9231 P12 - Nov 2025 - Q2 - 8 marks
5889
(a) The cubic \(x^3+bx^2+cx+d=0\) has roots \(\alpha,\beta,\gamma\). Given \(\alpha+\beta+\gamma=2\), \(\alpha^2+\beta^2+\gamma^2=3\), and \(\alpha^4+\beta^4+\gamma^4=5\), find \(b\) and \(c\).
(b) Find the value of \(d\).
Solution
Solution
Checked by expert
Answer: (a) \(b=-2,\quad c=\dfrac12\)
(b) \(d=\dfrac7{16}\)
(a)
For \(x^3+bx^2+cx+d=0\),
\(b=-(\alpha+\beta+\gamma)=-2.\)
Also
\(\alpha^2+\beta^2+\gamma^2=(\alpha+\beta+\gamma)^2-2(\alpha\beta+\alpha\gamma+\beta\gamma).\)
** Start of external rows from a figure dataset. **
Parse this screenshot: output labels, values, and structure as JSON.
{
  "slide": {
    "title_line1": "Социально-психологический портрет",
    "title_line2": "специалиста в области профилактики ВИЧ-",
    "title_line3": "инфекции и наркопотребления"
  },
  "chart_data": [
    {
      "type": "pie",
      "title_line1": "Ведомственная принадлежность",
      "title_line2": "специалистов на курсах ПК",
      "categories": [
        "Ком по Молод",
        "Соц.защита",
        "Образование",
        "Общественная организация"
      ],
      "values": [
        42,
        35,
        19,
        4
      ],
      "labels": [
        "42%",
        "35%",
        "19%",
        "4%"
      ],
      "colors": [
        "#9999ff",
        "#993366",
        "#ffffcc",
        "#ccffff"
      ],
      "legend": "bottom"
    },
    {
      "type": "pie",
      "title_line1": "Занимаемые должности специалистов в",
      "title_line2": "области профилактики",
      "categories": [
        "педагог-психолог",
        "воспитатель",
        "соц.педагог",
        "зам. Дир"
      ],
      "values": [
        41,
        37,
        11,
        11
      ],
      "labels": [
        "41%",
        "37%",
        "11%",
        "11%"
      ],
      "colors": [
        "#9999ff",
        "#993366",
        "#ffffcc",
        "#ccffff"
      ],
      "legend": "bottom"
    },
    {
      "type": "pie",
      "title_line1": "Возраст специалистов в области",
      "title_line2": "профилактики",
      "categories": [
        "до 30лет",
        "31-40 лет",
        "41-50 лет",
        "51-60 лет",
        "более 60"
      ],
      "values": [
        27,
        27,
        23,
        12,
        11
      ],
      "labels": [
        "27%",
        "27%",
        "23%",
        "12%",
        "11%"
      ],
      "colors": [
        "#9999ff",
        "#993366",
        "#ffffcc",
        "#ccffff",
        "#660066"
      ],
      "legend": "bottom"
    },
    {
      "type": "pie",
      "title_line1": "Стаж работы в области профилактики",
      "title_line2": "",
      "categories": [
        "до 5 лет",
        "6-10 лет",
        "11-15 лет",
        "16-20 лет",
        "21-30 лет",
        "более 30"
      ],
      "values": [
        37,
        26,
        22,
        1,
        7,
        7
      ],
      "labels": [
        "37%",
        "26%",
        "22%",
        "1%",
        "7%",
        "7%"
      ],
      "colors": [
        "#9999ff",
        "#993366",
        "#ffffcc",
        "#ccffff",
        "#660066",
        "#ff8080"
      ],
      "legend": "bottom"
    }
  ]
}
Since \(\alpha\beta+\alpha\gamma+\beta\gamma=c\),
\(3=2^2-2c,\)
so
\(c=\frac12.\)
(b)
Let \(S_r=\alpha^r+\beta^r+\gamma^r\). For the cubic, Newton's sums give
\(S_3+bS_2+cS_1+3d=0.\)
Using \(b=-2\), \(c=\frac12\), \(S_1=2\), and \(S_2=3\),
\(S_3-6+1+3d=0,\)
so
\(S_3=5-3d.\)
Next,
\(S_4+bS_3+cS_2+dS_1=0.\)
Substitute \(S_4=5\):
\(5-2(5-3d)+\frac12(3)+2d=0.\)
Thus
\(-\frac72+8d=0,\)
so
\(d=\frac7{16}.\)
Mark scheme Part Marks Expected result Notes (a) B1 \(b=-(\alpha+\beta+\gamma)=-2\) (a) M1 \(3=2^2-2c\) Uses formula for sum of squares. (a) A1 \(c=\dfrac12\) (b) M1 \(S_3+bS_2+cS_1+3d=0\) Uses original equation or formula for sum of cubes. (b) A1FT \(S_3=-3b-2c-3d=5-3d\) Allow follow through from part (a) for their value. (b) M1 \(S_4+bS_3+cS_2+dS_1=0\) Uses original equation. (b) A1FT \(5-2(5-3d)+\frac12(3)+2d=0\), hence \(8d-\frac72=0\) Allow follow through from part (a) and their value of S3. (b) A1 \(d=\dfrac7{16}\) CAO.